A more serious but rarer concern is liver injury. A review of cases in the Drug-Induced Liver Injury Network found that 8 out of 404 liver injury cases were linked to kratom, with a causal connection established in seven of them. The median time from starting kratom to developing liver problems was about 22 days. Symptoms included jaundice (yellowing of the skin or eyes), itching, abdominal pain, and fever. In documented cases, patients developed elevated liver enzymes and, in at least one case, significant scarring of the liver tissue. This appears to be uncommon, but the risk is real, especially with daily use over weeks.

Dependence and Withdrawal

Because kratom acts on the same receptors as opioids, regular use can lead to physical dependence. Your body adjusts to the presence of the drug, and stopping abruptly produces withdrawal symptoms that closely resemble opioid withdrawal: nausea, chills, body aches, insomnia, gastrointestinal distress, and runny nose. Psychological symptoms like anxiety, irritability, restlessness, and depression are also common during withdrawal.

One notable difference from traditional opioid withdrawal is the timeline. Standard opioid withdrawal typically peaks within a few days and resolves within about a week. Kratom withdrawal can drag on significantly longer. Clinical observations suggest symptoms may persist for up to three months after the last dose in some cases. This extended timeline catches many users off guard, particularly those who started using kratom specifically to manage opioid withdrawal, only to develop a new dependence.

Legal Status in the United States

Kratom occupies an unusual legal gray area. The FDA has not approved it as a drug or recognized it as a dietary supplement, and the agency has issued multiple warnings about its safety. Despite this, kratom remains legal and widely available in most of the country. You can buy it online, in smoke shops, and in specialty stores in the majority of states.

Six states have banned kratom outright: Alabama, Arkansas, Indiana, Rhode Island, Vermont, and Wisconsin. Several cities and counties in otherwise legal states have enacted their own restrictions. A handful of states have passed the Kratom Consumer Protection Act, which doesn’t ban it but sets quality standards, requires labeling, and prohibits sales to minors. The regulatory landscape continues to shift, so checking your local laws before purchasing is worth the effort.

Why People Use It

Survey data consistently shows that pain management and opioid withdrawal are the two most common reasons people turn to kratom. For chronic pain, users often describe it as a milder alternative to prescription painkillers, with fewer side effects and less sedation at low doses. For opioid withdrawal, kratom’s activity on the same receptors can blunt cravings and ease the worst physical symptoms of detox, though this use is not medically supervised in most cases.

Others use kratom tea for anxiety, depression, or simply as an energy boost, treating it more like a strong herbal supplement than a drug.
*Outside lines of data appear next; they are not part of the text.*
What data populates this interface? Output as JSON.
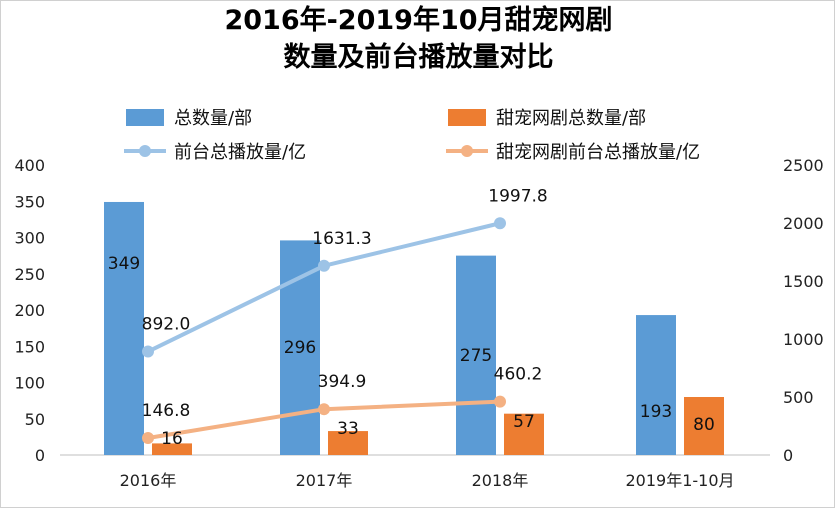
{
  "chart_data": {
    "type": "bar",
    "title": [
      "2016年-2019年10月甜宠网剧",
      "数量及前台播放量对比"
    ],
    "categories": [
      "2016年",
      "2017年",
      "2018年",
      "2019年1-10月"
    ],
    "series": [
      {
        "name": "总数量/部",
        "type": "bar",
        "axis": "left",
        "color": "#5b9bd5",
        "values": [
          349,
          296,
          275,
          193
        ]
      },
      {
        "name": "甜宠网剧总数量/部",
        "type": "bar",
        "axis": "left",
        "color": "#ed7d31",
        "values": [
          16,
          33,
          57,
          80
        ]
      },
      {
        "name": "前台总播放量/亿",
        "type": "line",
        "axis": "right",
        "color": "#9dc3e6",
        "values": [
          892.0,
          1631.3,
          1997.8,
          null
        ]
      },
      {
        "name": "甜宠网剧前台总播放量/亿",
        "type": "line",
        "axis": "right",
        "color": "#f4b183",
        "values": [
          146.8,
          394.9,
          460.2,
          null
        ]
      }
    ],
    "y_left": {
      "range": [
        0,
        400
      ],
      "ticks": [
        "0",
        "50",
        "100",
        "150",
        "200",
        "250",
        "300",
        "350",
        "400"
      ]
    },
    "y_right": {
      "range": [
        0,
        2500
      ],
      "ticks": [
        "0",
        "500",
        "1000",
        "1500",
        "2000",
        "2500"
      ]
    },
    "data_labels": {
      "series_0": [
        "349",
        "296",
        "275",
        "193"
      ],
      "series_1": [
        "16",
        "33",
        "57",
        "80"
      ],
      "series_2": [
        "892.0",
        "1631.3",
        "1997.8"
      ],
      "series_3": [
        "146.8",
        "394.9",
        "460.2"
      ]
    },
    "grid": false,
    "legend_position": "top"
  }
}
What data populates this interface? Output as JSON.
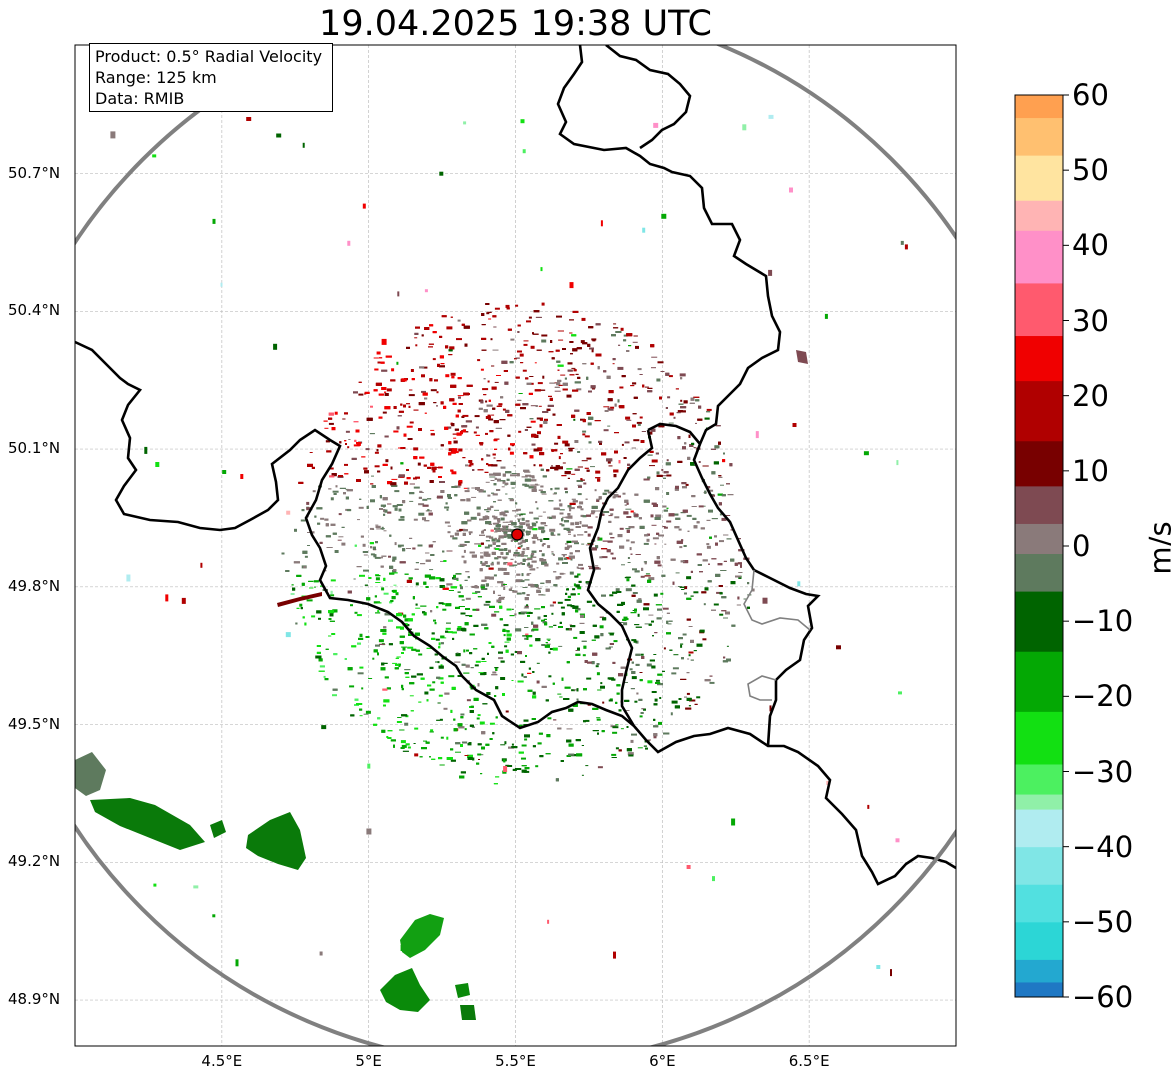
{
  "title": "19.04.2025 19:38 UTC",
  "info": {
    "product": "Product: 0.5° Radial Velocity",
    "range": "Range: 125 km",
    "source": "Data: RMIB"
  },
  "lat_labels": [
    "50.7°N",
    "50.4°N",
    "50.1°N",
    "49.8°N",
    "49.5°N",
    "49.2°N",
    "48.9°N"
  ],
  "lon_labels": [
    "4.5°E",
    "5°E",
    "5.5°E",
    "6°E",
    "6.5°E"
  ],
  "map": {
    "lon_range": [
      4.0,
      7.0
    ],
    "lat_range": [
      48.8,
      50.98
    ],
    "lat_ticks": [
      50.7,
      50.4,
      50.1,
      49.8,
      49.5,
      49.2,
      48.9
    ],
    "lon_ticks": [
      4.5,
      5.0,
      5.5,
      6.0,
      6.5
    ],
    "radar_site": {
      "lon": 5.506,
      "lat": 49.914,
      "color": "#e00000"
    },
    "range_ring_color": "#808080",
    "border_color": "#000000"
  },
  "colorbar": {
    "label": "m/s",
    "vmin": -60,
    "vmax": 60,
    "ticks": [
      "60",
      "50",
      "40",
      "30",
      "20",
      "10",
      "0",
      "−10",
      "−20",
      "−30",
      "−40",
      "−50",
      "−60"
    ],
    "tick_values": [
      60,
      50,
      40,
      30,
      20,
      10,
      0,
      -10,
      -20,
      -30,
      -40,
      -50,
      -60
    ],
    "colors": [
      {
        "from": -60,
        "to": -58,
        "color": "#1f78c4"
      },
      {
        "from": -58,
        "to": -55,
        "color": "#23a8d0"
      },
      {
        "from": -55,
        "to": -50,
        "color": "#2cd6d6"
      },
      {
        "from": -50,
        "to": -45,
        "color": "#52e0e0"
      },
      {
        "from": -45,
        "to": -40,
        "color": "#80e6e6"
      },
      {
        "from": -40,
        "to": -35,
        "color": "#b0ecf0"
      },
      {
        "from": -35,
        "to": -33,
        "color": "#90f0a8"
      },
      {
        "from": -33,
        "to": -29,
        "color": "#4cf060"
      },
      {
        "from": -29,
        "to": -22,
        "color": "#12e012"
      },
      {
        "from": -22,
        "to": -14,
        "color": "#04a804"
      },
      {
        "from": -14,
        "to": -6,
        "color": "#006400"
      },
      {
        "from": -6,
        "to": -1,
        "color": "#5e7a5e"
      },
      {
        "from": -1,
        "to": 3,
        "color": "#8a7a7a"
      },
      {
        "from": 3,
        "to": 8,
        "color": "#7e4a52"
      },
      {
        "from": 8,
        "to": 14,
        "color": "#780000"
      },
      {
        "from": 14,
        "to": 22,
        "color": "#b00000"
      },
      {
        "from": 22,
        "to": 28,
        "color": "#f00000"
      },
      {
        "from": 28,
        "to": 35,
        "color": "#ff5a6e"
      },
      {
        "from": 35,
        "to": 42,
        "color": "#ff90c8"
      },
      {
        "from": 42,
        "to": 46,
        "color": "#ffb4b4"
      },
      {
        "from": 46,
        "to": 52,
        "color": "#ffe4a0"
      },
      {
        "from": 52,
        "to": 57,
        "color": "#ffc070"
      },
      {
        "from": 57,
        "to": 60,
        "color": "#ffa050"
      }
    ]
  }
}
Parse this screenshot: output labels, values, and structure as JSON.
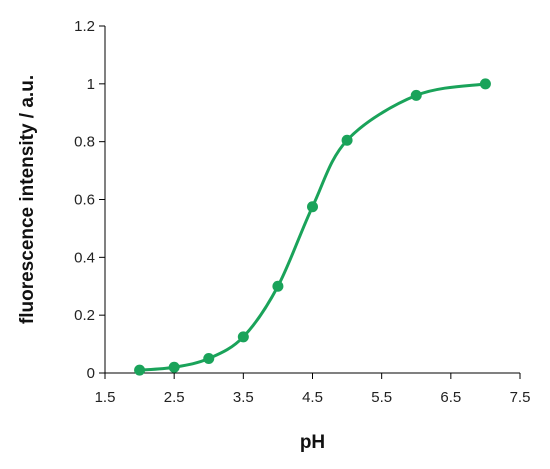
{
  "chart_data": {
    "type": "line",
    "title": "",
    "xlabel": "pH",
    "ylabel": "fluorescence intensity / a.u.",
    "xlim": [
      1.5,
      7.5
    ],
    "ylim": [
      0,
      1.2
    ],
    "x_ticks": [
      "1.5",
      "2.5",
      "3.5",
      "4.5",
      "5.5",
      "6.5",
      "7.5"
    ],
    "y_ticks": [
      "0",
      "0.2",
      "0.4",
      "0.6",
      "0.8",
      "1",
      "1.2"
    ],
    "grid": false,
    "legend": "none",
    "series": [
      {
        "color": "#1aa35a",
        "x": [
          2,
          2.5,
          3,
          3.5,
          4,
          4.5,
          5,
          6,
          7
        ],
        "y": [
          0.01,
          0.02,
          0.05,
          0.125,
          0.3,
          0.575,
          0.805,
          0.96,
          1.0
        ]
      }
    ]
  }
}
The stimulant effects at lower doses make it popular among people looking for an alternative to caffeine that also takes the edge off stress. The lack of FDA regulation means there’s no standardized dosing, no guaranteed purity, and wide variation in potency between products and batches. What’s in the package may not match what’s on the label, and contamination with heavy metals or bacteria has been documented in some commercial products.